When I was a kid, my father raved about the author P.G. Wodehouse. On one of his shelves he had the book Joy in the Morning which he recommended. Of course as a teenager I did not see the point of reading a book my dad recommended. But, I did remember the recommendation. And in my early thirties I read Joy in the Morning and recall laughing out loud.
For some reason, though, I'd not picked up another book by P.G. Wodehouse until last week. Uncle Dynamite, is one of the dozens of novels PG Wodehouse has written. For a stretch he was churning out at least one and sometimes two a year.
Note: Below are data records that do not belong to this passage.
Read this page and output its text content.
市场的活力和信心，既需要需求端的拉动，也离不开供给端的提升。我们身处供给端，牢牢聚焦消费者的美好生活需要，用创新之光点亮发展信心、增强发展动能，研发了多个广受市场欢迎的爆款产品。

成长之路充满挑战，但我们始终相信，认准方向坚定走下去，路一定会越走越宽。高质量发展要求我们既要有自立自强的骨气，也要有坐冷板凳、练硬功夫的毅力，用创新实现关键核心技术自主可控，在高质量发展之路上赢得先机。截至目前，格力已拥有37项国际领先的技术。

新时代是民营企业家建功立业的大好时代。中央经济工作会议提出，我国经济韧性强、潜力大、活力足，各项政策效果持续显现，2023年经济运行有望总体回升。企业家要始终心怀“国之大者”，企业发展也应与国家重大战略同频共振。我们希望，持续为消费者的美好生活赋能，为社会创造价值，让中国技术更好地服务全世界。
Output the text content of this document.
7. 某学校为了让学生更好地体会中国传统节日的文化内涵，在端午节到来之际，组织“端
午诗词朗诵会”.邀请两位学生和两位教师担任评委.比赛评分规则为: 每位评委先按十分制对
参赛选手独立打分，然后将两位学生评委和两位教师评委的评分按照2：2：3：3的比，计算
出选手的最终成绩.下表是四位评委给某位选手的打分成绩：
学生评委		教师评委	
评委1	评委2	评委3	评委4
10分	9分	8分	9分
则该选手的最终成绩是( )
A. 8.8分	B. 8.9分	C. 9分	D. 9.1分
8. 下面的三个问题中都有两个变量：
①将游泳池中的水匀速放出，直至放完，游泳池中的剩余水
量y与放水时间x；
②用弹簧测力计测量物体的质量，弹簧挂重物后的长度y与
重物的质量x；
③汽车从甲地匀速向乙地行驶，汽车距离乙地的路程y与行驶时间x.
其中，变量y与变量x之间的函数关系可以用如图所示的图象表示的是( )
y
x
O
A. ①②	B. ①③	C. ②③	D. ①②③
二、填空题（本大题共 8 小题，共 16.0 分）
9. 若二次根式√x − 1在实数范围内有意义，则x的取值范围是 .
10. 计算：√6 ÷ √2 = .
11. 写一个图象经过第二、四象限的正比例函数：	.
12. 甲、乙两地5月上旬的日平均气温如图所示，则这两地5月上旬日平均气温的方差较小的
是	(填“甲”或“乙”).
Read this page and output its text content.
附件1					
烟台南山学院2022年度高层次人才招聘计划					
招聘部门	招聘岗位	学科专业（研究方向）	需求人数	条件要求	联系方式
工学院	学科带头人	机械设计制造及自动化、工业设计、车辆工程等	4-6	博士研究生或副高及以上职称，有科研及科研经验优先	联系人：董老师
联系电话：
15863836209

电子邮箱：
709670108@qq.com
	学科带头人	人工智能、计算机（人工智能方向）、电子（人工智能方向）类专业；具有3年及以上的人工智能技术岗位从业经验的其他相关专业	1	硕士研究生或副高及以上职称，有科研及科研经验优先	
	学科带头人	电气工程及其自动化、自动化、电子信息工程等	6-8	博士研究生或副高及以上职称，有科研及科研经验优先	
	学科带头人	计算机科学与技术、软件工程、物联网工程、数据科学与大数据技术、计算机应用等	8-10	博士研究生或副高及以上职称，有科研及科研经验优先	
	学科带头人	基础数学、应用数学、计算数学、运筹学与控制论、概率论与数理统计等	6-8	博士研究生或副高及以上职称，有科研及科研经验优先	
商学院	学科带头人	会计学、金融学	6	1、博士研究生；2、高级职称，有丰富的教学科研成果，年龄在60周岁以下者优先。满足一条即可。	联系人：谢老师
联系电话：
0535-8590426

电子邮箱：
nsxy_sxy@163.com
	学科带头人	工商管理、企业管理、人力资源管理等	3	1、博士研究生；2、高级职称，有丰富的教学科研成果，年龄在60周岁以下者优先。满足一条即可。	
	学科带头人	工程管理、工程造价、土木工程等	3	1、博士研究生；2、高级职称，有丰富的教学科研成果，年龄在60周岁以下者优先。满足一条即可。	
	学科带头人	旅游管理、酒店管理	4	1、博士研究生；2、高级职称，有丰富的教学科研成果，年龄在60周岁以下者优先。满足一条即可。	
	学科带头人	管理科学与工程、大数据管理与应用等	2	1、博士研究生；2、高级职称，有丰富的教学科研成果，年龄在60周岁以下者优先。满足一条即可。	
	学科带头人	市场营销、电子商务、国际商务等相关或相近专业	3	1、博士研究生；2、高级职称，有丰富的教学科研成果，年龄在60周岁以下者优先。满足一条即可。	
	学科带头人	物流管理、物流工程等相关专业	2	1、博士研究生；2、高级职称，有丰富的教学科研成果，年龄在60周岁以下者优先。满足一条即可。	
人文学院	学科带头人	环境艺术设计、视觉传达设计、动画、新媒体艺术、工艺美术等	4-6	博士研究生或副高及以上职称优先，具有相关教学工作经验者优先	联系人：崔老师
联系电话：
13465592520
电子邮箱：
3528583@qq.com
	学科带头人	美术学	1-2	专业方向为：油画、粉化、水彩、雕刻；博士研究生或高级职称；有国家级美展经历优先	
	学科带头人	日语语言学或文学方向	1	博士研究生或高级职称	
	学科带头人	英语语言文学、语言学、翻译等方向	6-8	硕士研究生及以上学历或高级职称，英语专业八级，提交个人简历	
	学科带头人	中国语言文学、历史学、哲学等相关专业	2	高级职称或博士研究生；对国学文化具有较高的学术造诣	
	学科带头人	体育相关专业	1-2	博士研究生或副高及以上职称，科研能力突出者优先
If you like clever language you will enjoy how Wodehouse writes. For me, however, after about twenty pages I'd had enough. The story was silly, but it was not meant to be anything but. A boy meets "Uncle Dynamite" on a train and relays how he is in love with his cousin who has little or no interest in him. Uncle Dynamite has the sad duty to relay that the cousin is in fact engaged to be married to another. The boy is distraught. The book is about how Uncle Dynamite gets this and several other related complexities worked out. There are several side plots. There is a maid who won't marry a goofy policeman unless he quits the force and opens a pub; an American woman who wants to smuggle jewels back into the states through a clay statue; an icy author, an irascible uncle, mistaken identities, prospects of a baby naming contest, and assorted other Keystone Cops episodes.
Is it clever? yes .
Are there laugh out loud moments? some.
But the bottom line is that whereas there are books I don't want to end because I enjoy living in them, I hurried to finish Uncle Dynamite. I think you need to be a devoted fan of Wodehouse or an Anglophile to select this book as an essential read.